Not OP but I can somewhat understand the sentiment. Russia, China, and Iran are all actively developing a more aggressive and robust anti-West attitude.
You might be right. It was mostly before my time so I can't say for sure what the atmosphere was like back then. I wonder if China and Iran are potentially a bigger military presence now than they were in the 60s and 70s. Russia feels less so, as it's really struggling to complete its objectives in Ukraine, a country which is in some sense a proxy for the West. But I also feel like there's a growing potential for coordination between Russian, China, and Iran, and that's quite worrying.
In the UK immigration is definitely on the rise, but I can't see how it's relevant to what I'm talking about, nor can I see how it's as apocalyptic as you make out.
Is that a fair assessment though? I mean, the West has a great deal of failings and hypocrisy and books can be filled but it's also full of people who do value human rights and have effective political means to apply counter pressure.
Unfortunately it seems that humans just aren't equipped with the proper intuition for how to handle the behaviour of enormous masses of people grouped in societies. It seems that we apply the same moral intuitions used for individuals, judging "the West" or "Muslims" or "China" as if they were a single person with a single unified mind.
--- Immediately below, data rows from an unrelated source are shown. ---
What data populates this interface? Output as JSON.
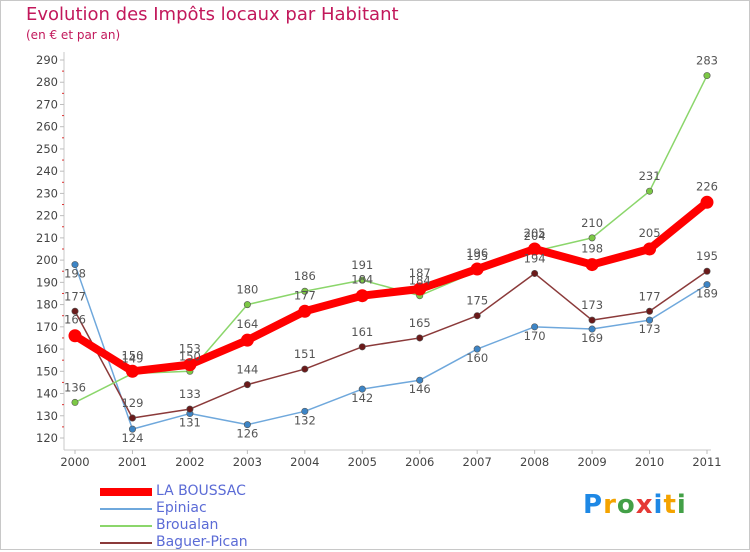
{
  "chart_data": {
    "type": "line",
    "title": "Evolution des Impôts locaux par Habitant",
    "subtitle": "(en € et par an)",
    "xlabel": "",
    "ylabel": "",
    "x": [
      "2000",
      "2001",
      "2002",
      "2003",
      "2004",
      "2005",
      "2006",
      "2007",
      "2008",
      "2009",
      "2010",
      "2011"
    ],
    "ylim": [
      120,
      290
    ],
    "yticks": [
      120,
      130,
      140,
      150,
      160,
      170,
      180,
      190,
      200,
      210,
      220,
      230,
      240,
      250,
      260,
      270,
      280,
      290
    ],
    "grid": false,
    "legend_position": "bottom-left",
    "series": [
      {
        "name": "LA BOUSSAC",
        "color": "#ff0000",
        "marker_color": "#ff0000",
        "values": [
          166,
          150,
          153,
          164,
          177,
          184,
          187,
          196,
          205,
          198,
          205,
          226
        ]
      },
      {
        "name": "Epiniac",
        "color": "#6fa8dc",
        "marker_color": "#3d85c6",
        "values": [
          198,
          124,
          131,
          126,
          132,
          142,
          146,
          160,
          170,
          169,
          173,
          189
        ]
      },
      {
        "name": "Broualan",
        "color": "#8bd66b",
        "marker_color": "#7cc845",
        "values": [
          136,
          149,
          150,
          180,
          186,
          191,
          184,
          195,
          204,
          210,
          231,
          283
        ]
      },
      {
        "name": "Baguer-Pican",
        "color": "#8b3a3a",
        "marker_color": "#6b1a1a",
        "values": [
          177,
          129,
          133,
          144,
          151,
          161,
          165,
          175,
          194,
          173,
          177,
          195
        ]
      }
    ]
  },
  "logo": {
    "letters": [
      "P",
      "r",
      "o",
      "x",
      "i",
      "t",
      "i"
    ],
    "colors": [
      "#1e88e5",
      "#f4a300",
      "#43a047",
      "#e53935",
      "#1e88e5",
      "#f4a300",
      "#43a047"
    ]
  }
}
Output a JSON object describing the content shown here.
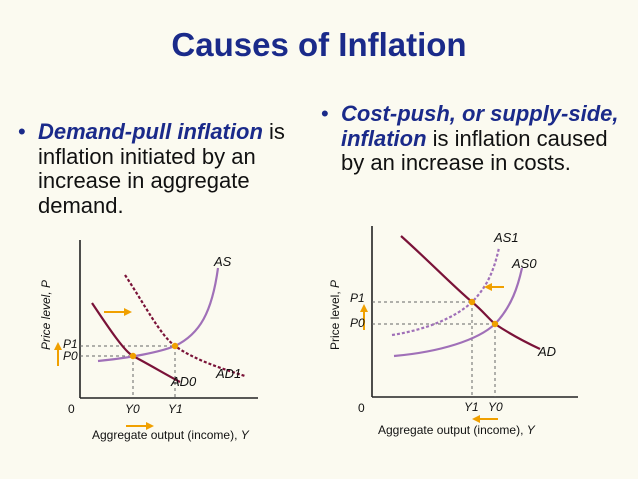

Each society hosts a variety of people with different individual attitudes and values, and each society produces and consumes a different mix of ideas some of which may be beneficial or problematic (both domestically and Internationally). Ideas like exploitative capitalism or jihadism or whatnot; powerful ideas that have real effects.
Yet people are people and have far more things in common between each other than what our instincts prime us to think.